Pilgrim, Alien, Stranger
Staff member
The language of the song (metricized) isn't as strict as the translation.

One has to conclude that the "background" element of divine sovereignty over the whole situation is made explicit in the song.

In other words, "the day of trouble" might be viewed by some--and the Psalmist doesn't present it as more than this on the surface--as simply the circumstance in which the Psalmist (David) may find himself.

But a bit of reflection will remind the one meditating that God is not simply a reactor to trouble that slipped past his attention. God is not just powerful enough to rescue, but can prevent the day of trouble in the first place. So, the cry for help is lifted to the one who is certainly capable of help, for he allowed/sent the trouble in the first place. The believer's hope for help is not bounded by any awareness (conscious or subliminal) of an exigency that God may not have an answer for.

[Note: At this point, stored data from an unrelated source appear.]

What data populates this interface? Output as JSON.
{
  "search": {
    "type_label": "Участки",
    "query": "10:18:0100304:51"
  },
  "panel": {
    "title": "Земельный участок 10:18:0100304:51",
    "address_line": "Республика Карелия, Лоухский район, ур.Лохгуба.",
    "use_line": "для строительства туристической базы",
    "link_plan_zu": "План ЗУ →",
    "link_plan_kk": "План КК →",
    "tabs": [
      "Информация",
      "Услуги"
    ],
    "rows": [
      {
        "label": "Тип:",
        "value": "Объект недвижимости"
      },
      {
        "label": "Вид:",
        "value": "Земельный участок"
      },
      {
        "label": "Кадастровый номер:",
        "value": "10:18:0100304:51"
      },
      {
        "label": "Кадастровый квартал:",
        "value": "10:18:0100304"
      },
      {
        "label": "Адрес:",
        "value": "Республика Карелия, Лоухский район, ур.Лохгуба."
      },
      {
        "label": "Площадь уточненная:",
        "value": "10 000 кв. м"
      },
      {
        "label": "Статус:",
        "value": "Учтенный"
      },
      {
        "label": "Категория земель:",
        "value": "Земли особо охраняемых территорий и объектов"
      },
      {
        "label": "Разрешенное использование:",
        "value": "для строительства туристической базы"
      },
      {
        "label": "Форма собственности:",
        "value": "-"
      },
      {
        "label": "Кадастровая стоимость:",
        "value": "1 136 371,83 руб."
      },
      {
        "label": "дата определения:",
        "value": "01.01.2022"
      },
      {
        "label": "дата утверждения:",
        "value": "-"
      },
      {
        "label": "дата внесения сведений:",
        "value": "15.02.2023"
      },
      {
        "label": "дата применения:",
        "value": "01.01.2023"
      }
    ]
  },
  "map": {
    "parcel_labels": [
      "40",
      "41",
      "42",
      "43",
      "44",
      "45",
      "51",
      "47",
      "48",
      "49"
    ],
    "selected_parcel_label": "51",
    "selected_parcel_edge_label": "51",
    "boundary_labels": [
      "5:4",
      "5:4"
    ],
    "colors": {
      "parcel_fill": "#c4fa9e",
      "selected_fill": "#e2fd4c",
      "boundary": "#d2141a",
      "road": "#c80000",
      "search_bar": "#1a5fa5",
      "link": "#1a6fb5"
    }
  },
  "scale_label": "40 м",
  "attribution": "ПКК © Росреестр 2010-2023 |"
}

So, the song-version contains a latent theological reflection that is made explicit. Depending on how strict one takes his Psalmody--and I've met some brothers with such a bent--that version of Ps.20 would be set by as inadequate if a stricter, more literal version was available.
 

Jeri Tanner

Administrator
Staff member
I wonder if "the day of trouble" is a noun phrase that should be preserved. Bonar says of this Psalm that it is "the prayer which the church might be supposed offering up, had all the redeemed stood by the Cross or in Gethsemane, in full consciousness of what was doing there." The phrase is found in at least ten other places, including in the Psalms.